It is well known that any non-trivial totally ordered group is infinite.
Is it true that any totally ordered magma with more than one element is infinite too?
My attempt to prove the statement:
Let's say a magma $M(\cdot)$ is totally ordered if it has a total order $<$ compatible with the operation:
$a < b \implies ac < bc$ and $ca < cb$ for any elements $a$, $b$, $c$ from $M$.
Applying the compatibility for any two distinct elements $a < b$ of $M$: $aa < ab < bb$;
Therefore:
- For any two distinct elements $a$ and $b$ of $M$ the elements $aa$ and $bb$ are distinct;
- For any two distinct elements $aa < bb$ of $M$ there is an element $ab$ such that $aa < ab < bb$;
Assuming $M$ has $n > 1$ elements $\{ m_1 … m_n \}$;
- $M' = \{ m_1m_1, m_2m_2, …, m_nm_n \}$ is a subset of $M$;
- All the elements $\{ m_1m_1, m_2m_2, …, m_nm_n \}$ are distinct (from 1);
- $M = M'$ since $M'$ is a subset of $M$ with $n$ elements;
For any two consecutive elements $m_im_i < m_jm_j$ from $M$ there is an element $m_im_j$ between them (from 2);
Contradiction.
Is this correct?
Where can I read about a linear and a cyclic order on a magma?
Best Answer
Your argument is correct but maybe a bit too long.
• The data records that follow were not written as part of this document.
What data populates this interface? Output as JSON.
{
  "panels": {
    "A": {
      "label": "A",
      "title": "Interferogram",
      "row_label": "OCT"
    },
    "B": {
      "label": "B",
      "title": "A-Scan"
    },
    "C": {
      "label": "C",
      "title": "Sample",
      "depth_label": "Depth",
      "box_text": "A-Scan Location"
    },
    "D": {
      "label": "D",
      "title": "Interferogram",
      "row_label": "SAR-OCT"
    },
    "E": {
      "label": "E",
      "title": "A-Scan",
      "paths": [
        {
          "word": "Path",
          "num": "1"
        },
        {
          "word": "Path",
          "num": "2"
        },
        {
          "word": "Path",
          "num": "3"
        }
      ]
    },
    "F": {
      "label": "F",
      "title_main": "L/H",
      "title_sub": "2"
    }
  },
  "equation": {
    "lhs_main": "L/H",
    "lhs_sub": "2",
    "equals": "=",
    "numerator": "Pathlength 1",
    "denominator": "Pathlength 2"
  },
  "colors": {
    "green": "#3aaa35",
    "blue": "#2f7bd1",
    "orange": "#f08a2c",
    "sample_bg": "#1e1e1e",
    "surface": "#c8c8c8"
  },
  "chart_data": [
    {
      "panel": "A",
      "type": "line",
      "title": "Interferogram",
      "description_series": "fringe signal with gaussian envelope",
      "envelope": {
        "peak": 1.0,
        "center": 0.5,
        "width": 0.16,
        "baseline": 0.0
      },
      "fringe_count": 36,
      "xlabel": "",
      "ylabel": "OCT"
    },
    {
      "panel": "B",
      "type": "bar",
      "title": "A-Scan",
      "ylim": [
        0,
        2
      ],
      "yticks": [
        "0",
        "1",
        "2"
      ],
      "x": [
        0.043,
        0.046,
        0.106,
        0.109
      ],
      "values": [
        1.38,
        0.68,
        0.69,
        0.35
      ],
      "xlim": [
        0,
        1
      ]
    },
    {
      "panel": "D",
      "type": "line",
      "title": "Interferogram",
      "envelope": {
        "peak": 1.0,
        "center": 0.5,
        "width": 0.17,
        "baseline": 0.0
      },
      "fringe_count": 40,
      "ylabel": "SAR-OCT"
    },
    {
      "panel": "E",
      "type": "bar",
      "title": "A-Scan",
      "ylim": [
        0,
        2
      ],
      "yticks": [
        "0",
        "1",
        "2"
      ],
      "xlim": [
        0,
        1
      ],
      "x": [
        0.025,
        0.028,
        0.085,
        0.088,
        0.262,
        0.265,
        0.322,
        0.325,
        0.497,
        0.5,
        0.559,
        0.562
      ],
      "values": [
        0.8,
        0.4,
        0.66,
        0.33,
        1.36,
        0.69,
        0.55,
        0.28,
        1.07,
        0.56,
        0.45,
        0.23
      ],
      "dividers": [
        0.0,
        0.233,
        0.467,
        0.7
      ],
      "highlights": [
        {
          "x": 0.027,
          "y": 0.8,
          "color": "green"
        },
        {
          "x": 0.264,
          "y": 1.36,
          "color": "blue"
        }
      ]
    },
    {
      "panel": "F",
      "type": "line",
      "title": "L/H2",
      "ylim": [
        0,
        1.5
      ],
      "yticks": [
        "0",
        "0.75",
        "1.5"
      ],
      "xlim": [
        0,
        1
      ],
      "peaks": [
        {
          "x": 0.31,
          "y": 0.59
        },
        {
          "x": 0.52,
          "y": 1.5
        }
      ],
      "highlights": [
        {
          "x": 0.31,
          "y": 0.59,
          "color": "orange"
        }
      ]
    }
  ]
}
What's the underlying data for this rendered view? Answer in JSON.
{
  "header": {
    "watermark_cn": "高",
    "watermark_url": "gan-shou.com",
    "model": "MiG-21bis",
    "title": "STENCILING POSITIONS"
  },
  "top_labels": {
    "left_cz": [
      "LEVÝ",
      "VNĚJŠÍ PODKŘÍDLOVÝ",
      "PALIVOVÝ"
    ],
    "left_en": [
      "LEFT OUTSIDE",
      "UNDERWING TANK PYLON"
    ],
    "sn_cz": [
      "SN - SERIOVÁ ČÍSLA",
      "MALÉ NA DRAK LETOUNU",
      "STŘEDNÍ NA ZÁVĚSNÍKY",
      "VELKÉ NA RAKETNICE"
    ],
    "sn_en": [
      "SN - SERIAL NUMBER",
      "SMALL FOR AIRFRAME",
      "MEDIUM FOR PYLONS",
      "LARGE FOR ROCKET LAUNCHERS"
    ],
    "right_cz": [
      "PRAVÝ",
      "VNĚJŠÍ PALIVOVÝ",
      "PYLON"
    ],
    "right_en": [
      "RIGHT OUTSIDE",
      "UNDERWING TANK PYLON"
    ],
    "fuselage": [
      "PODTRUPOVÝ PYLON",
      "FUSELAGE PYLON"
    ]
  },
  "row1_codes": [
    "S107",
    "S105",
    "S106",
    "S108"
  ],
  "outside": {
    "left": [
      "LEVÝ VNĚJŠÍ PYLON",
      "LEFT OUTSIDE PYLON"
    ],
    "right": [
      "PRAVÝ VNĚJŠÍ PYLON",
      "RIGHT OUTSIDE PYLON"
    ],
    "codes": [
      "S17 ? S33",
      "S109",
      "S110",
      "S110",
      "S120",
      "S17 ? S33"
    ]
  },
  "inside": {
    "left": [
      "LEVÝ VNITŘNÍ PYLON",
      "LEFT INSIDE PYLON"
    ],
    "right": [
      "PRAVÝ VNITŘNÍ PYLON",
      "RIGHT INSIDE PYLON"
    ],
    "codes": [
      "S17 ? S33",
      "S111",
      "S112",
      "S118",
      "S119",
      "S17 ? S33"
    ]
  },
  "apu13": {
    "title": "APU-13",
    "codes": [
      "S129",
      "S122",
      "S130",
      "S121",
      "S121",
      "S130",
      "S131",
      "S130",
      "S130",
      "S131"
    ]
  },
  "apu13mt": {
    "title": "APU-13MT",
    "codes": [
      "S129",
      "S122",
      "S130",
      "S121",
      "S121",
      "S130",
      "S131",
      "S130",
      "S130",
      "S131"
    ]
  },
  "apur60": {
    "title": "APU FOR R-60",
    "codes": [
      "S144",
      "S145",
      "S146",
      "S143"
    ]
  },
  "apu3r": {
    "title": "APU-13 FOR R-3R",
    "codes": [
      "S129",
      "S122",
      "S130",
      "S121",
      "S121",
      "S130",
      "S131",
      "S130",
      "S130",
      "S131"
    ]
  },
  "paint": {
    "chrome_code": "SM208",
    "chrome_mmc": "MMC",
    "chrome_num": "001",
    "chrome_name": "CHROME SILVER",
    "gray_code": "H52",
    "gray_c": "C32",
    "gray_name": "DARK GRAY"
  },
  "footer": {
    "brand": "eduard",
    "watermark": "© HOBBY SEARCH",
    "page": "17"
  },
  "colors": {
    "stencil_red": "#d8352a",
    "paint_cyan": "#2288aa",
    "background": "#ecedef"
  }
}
Suppose your totally ordered finite "magma" is $M=\{a_1,a_2,\dots,a_n\}$ where $a_1\lt a_2\lt\cdots\lt a_n$.
For any $c\in M$ we have $a_1c\lt a_2c\lt\dots\lt a_nc$, whence $a_ic=a_i$. That is, $M$ satisfies the identity $xy=x$.
A similar argument shows that $M$ satisfies $xy=y$ and therefore $x=y$, that is, the "magma" is trivial.